There are two categories of risk factors for low BMD: controllable and uncontrollable. Those factors out of your control include the ageing process, gender, being menopausal, being thin or small, race, and genetics. Factors within your control include insufficient levels of calcium and vitamin D; low intake of fruit and veg; too much protein, sodium and caffeine; lack of exercise; too much alcohol; and smoking. As mentioned, also in play for a positive person are some antiretroviral treatments. Early tenofovir-based anti-HIV drugs, and some protease inhibitors, have long been associated with bone loss, for example, though why is not fully understood.

Then there is the HIV itself. Studies comparing the incidence rates of fractures among people with HIV and their negative peers have found fracture rates to be significantly higher among the positive population. The reasons for this are not entirely clear, although there are a number of theories as to why: HIV can increase certain proteins in the body that have been found to accelerate bone loss; it’s thought that a positive person’s heightened T-cell activity may have an adverse effect on the bones; some researchers have also speculated that HIV’s ability to infect cells in the bone marrow may be to blame for bone loss. Another HIV-related risk factor is hepatitis C coinfection. Observational studies have found that hep C is a very strong additional risk factor for fractures in people living with HIV.

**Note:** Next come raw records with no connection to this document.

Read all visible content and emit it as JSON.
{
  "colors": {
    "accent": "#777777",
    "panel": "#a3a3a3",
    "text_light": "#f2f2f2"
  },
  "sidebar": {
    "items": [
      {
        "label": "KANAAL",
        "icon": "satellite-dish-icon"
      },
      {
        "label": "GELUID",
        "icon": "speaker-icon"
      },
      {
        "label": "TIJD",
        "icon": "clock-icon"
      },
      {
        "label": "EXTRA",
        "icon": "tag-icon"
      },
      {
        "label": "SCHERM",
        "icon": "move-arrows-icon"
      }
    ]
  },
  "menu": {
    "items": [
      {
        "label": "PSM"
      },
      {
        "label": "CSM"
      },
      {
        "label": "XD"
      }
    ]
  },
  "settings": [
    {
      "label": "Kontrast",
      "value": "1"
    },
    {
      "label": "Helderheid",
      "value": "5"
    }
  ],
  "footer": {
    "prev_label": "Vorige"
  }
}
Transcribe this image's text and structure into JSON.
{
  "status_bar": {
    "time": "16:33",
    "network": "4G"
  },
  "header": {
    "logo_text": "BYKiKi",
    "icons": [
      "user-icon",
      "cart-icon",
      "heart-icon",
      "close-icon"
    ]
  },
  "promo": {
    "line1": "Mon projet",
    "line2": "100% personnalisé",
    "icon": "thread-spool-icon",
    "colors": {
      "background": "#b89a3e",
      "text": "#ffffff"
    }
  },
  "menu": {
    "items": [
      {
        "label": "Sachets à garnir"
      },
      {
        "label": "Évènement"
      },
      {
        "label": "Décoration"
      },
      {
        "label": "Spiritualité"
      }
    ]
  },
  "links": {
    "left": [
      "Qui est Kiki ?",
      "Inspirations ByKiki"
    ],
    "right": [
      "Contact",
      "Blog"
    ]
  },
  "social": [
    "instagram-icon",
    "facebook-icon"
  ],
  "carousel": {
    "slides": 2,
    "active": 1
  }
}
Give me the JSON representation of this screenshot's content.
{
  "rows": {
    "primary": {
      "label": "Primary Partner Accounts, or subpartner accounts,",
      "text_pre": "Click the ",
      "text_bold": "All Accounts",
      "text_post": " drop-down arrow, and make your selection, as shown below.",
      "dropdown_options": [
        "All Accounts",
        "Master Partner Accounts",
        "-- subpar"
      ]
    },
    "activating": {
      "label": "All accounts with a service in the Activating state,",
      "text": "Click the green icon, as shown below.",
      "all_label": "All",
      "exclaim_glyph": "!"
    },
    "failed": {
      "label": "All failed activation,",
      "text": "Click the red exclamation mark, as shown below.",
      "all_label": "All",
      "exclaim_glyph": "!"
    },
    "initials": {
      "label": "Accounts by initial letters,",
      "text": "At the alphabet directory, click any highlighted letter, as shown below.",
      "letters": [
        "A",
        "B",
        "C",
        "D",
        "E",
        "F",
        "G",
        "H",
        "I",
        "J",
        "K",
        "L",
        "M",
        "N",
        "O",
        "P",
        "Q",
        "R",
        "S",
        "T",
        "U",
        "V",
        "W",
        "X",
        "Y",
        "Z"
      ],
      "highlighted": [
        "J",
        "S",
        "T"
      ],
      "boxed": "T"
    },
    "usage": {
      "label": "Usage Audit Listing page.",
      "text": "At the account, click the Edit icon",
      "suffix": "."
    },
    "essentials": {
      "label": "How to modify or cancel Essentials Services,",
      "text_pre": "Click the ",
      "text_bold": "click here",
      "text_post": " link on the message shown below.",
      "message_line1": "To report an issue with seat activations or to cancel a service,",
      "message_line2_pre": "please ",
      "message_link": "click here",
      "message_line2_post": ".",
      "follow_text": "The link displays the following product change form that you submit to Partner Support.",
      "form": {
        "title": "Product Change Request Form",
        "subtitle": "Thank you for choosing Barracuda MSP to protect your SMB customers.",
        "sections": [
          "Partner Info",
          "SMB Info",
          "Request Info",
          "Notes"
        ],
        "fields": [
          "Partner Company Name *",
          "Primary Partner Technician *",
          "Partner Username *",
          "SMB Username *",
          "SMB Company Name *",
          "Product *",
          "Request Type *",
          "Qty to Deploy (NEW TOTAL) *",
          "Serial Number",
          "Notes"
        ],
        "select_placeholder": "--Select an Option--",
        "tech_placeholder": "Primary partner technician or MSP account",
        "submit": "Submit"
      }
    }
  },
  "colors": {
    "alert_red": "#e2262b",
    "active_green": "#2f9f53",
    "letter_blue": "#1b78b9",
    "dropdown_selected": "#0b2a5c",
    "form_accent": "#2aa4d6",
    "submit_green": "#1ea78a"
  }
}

So how best to minimise the risk of developing low BMD? Controlling body weight, quitting smoking and moderating alcohol consumption, are all important steps to take for people at high risk of low BMD. As is soaking up the sunshine. Regular bone screenings for HIV-positive people aged 50-plus is also recommended. And both weight-bearing exercises and resistance exercises are helpful in maintaining and increasing bone density and strength. (Weight-bearing exercises include any activity that forces your muscles and bones to work against gravity such as running, jogging, walking, and stair climbing; while resistant exercises include weight lifting.)

And finally, rich sources of calcium (cheese, yogurt, seafood, dried fruit, leafy greens and tofu), vitamin D (fatty fish, orange juice, soy milk, cheese and egg yolks) and phosphorus (poultry, fish, nuts, beans and dairy products) are all dietary steps you can take to ensure dem bones stay strong and healthy for longer.